3D printing of cellulose nanocrystal-based Pickering foams for removing microplastics

Environmentally friendly porous materials have garnered widespread attention for the removal of nondegradable pollutants because of their high specific surface areas. Herein, biosafe ethyl lauroyl arginate hydrochloride (LAE) was incorporated as a Pickering stabilizer to enhance the hydrophobic properties of cellulose nanocrystal (CNC) foam. The obtained LAE-CNC foam exhibited excellent 3D printing characteristics. The effects of different CNC loadings on the morphology, stability, rheology, and 3D printability of the Pickering foams were investigated.
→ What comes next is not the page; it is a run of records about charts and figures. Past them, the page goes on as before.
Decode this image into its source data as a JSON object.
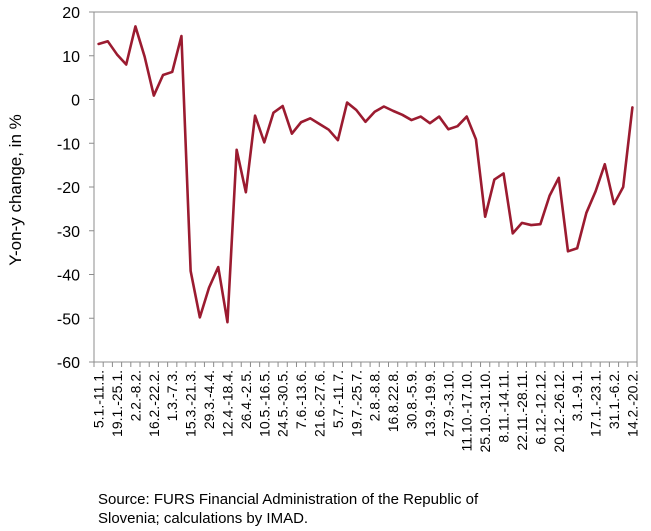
{
  "chart_data": {
    "type": "line",
    "title": "",
    "xlabel": "",
    "ylabel": "Y-on-y change, in %",
    "ylim": [
      -60,
      20
    ],
    "yticks": [
      20,
      10,
      0,
      -10,
      -20,
      -30,
      -40,
      -50,
      -60
    ],
    "grid": false,
    "legend": "none",
    "line_color": "#9b1b30",
    "categories": [
      "5.1.-11.1.",
      "",
      "19.1.-25.1.",
      "",
      "2.2.-8.2.",
      "",
      "16.2.-22.2.",
      "",
      "1.3.-7.3.",
      "",
      "15.3.-21.3.",
      "",
      "29.3.-4.4.",
      "",
      "12.4.-18.4.",
      "",
      "26.4.-2.5.",
      "",
      "10.5.-16.5.",
      "",
      "24.5.-30.5.",
      "",
      "7.6.-13.6.",
      "",
      "21.6.-27.6.",
      "",
      "5.7.-11.7.",
      "",
      "19.7.-25.7.",
      "",
      "2.8.-8.8.",
      "",
      "16.8.22.8.",
      "",
      "30.8.-5.9.",
      "",
      "13.9.-19.9.",
      "",
      "27.9.-3.10.",
      "",
      "11.10.-17.10.",
      "",
      "25.10.-31.10.",
      "",
      "8.11.-14.11.",
      "",
      "22.11.-28.11.",
      "",
      "6.12.-12.12.",
      "",
      "20.12.-26.12.",
      "",
      "3.1.-9.1.",
      "",
      "17.1.-23.1.",
      "",
      "31.1.-6.2.",
      "",
      "14.2.-20.2."
    ],
    "series": [
      {
        "values": [
          12.7,
          13.3,
          10.3,
          8.0,
          16.7,
          9.8,
          0.9,
          5.6,
          6.3,
          14.5,
          -39.2,
          -49.8,
          -43.0,
          -38.3,
          -50.9,
          -11.5,
          -21.2,
          -3.7,
          -9.8,
          -3.0,
          -1.5,
          -7.8,
          -5.2,
          -4.3,
          -5.6,
          -6.9,
          -9.3,
          -0.7,
          -2.4,
          -5.1,
          -2.8,
          -1.6,
          -2.6,
          -3.5,
          -4.7,
          -3.9,
          -5.4,
          -3.9,
          -6.8,
          -6.1,
          -3.9,
          -9.1,
          -26.8,
          -18.3,
          -16.9,
          -30.6,
          -28.2,
          -28.7,
          -28.5,
          -22.0,
          -17.9,
          -34.7,
          -34.0,
          -25.9,
          -21.0,
          -14.8,
          -23.9,
          -20.0,
          -1.8
        ]
      }
    ],
    "source_line1": "Source: FURS Financial Administration of the Republic of",
    "source_line2": "Slovenia; calculations by IMAD."
  }
}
While an increase in CNC loading enhanced the apparent viscosity and continuous phase network of the foam, which was beneficial for maintaining the structure after printing, excessive CNC addition may have compromised the continuity of printed lines and interlayer adhesion, deteriorating the printing quality. The foam with 10.0 wt% CNC and 0.15 wt% LAE exhibited balanced stability and porosity, along with optimal printing performance. Subsequently, the foam was printed and freeze-dried to obtain porous scaffolds. An increase in infill spacing resulted in enhanced adsorption of polystyrene microspheres owing to the enlarged surface area. Overall, this highly stable and sustainable LAE-CNC foam is a promising printing ink with potential applications in various fields, including mitigating microplastic pollution.